Every resource type within Kubernetes is managed by a "controller", an application running a watch loop and reacting to changes to the resource it's watching. The controller-manager runs and manages all the built-in controllers, but additional resources (e.g., CRDs) require user-deployed controllers.
Ingress resources are an interesting example, as they're a (the only?) built-in resource type without a built-in controller. Instead Kubernetes distributions often package an ingress controller for their cloud platform (e.g., gce-ingress). By themselves ingress resources are meaningless; it's only that separate ingress controller that makes them real within a cluster.
An ingress controller monitors ingress resources for changes (incl. creations and deletions) and updates its internal routing rules based on them.
The controller itself is exposed to the outside world with any relevant hostnames pointing to it. There are only two methods of exposing an application on a Kubernetes cluster, NodePort or LoadBalancer services; most production deployments will use a cloud-provider-configured loadbalancer.

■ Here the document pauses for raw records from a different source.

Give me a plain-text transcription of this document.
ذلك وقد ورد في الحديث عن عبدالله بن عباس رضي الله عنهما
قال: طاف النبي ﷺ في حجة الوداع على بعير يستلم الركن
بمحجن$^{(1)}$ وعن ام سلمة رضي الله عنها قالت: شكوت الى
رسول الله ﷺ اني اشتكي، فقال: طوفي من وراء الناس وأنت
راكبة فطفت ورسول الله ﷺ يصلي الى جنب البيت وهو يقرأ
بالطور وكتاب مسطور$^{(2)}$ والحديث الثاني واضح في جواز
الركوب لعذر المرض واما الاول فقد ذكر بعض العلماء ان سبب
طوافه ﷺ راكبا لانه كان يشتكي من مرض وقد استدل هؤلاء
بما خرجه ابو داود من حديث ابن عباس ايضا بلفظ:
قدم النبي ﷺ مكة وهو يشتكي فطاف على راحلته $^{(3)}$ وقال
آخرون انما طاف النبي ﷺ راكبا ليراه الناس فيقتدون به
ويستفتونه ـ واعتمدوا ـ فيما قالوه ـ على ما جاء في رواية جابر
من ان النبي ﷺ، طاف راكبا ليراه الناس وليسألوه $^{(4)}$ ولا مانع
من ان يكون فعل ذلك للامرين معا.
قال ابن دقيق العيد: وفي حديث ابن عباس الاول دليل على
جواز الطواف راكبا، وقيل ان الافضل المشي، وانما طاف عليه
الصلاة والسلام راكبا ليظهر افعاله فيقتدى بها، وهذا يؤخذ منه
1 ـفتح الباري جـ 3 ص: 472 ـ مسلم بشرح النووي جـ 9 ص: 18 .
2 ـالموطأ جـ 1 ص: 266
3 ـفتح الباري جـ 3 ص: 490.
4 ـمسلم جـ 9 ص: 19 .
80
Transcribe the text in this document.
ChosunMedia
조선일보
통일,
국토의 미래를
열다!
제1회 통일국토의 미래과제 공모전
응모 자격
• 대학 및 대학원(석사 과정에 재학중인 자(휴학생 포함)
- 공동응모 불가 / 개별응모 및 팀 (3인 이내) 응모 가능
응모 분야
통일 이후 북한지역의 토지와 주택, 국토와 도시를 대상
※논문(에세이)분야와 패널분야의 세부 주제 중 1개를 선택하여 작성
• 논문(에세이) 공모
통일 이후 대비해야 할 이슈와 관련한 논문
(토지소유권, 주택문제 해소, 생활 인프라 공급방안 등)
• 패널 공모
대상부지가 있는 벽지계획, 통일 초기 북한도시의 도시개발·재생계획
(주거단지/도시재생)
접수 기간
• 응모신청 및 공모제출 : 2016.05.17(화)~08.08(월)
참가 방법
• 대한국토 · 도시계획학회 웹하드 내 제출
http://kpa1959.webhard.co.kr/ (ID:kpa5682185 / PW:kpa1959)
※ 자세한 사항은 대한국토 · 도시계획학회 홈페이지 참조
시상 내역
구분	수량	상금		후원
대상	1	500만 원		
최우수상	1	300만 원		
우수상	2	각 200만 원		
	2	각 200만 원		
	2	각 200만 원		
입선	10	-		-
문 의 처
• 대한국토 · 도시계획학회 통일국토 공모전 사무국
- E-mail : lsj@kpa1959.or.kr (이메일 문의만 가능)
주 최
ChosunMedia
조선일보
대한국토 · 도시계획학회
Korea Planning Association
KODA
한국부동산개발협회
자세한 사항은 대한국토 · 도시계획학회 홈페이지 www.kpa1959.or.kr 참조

For example, requests for foo.bar.com, will resolve to the IP of the cloud loadbalancer configured a LoadBalancer-type service, which directs requests to the ingress controller, which in turn reads the hostnames of the request and routes them to the appropriate application services.
client
└── foo.bar.com ── foo.bar.com. 60 IN CNAME abcd0123.loadbalancer.google.com
└── svc/nginx-ingress (LoadBalancer) ── deployment/nginx-ingress ── ingress/foo-bar
└── svc/foo-bar (ClusterIP) ── deployment/foo-bar
Generally ingress controller manifests come packaged with a LoadBalancer-type service to expose them, but in some occasions it may be necessary to expose them manually. Either way an ingress controller cannot route outside traffic without a public IP.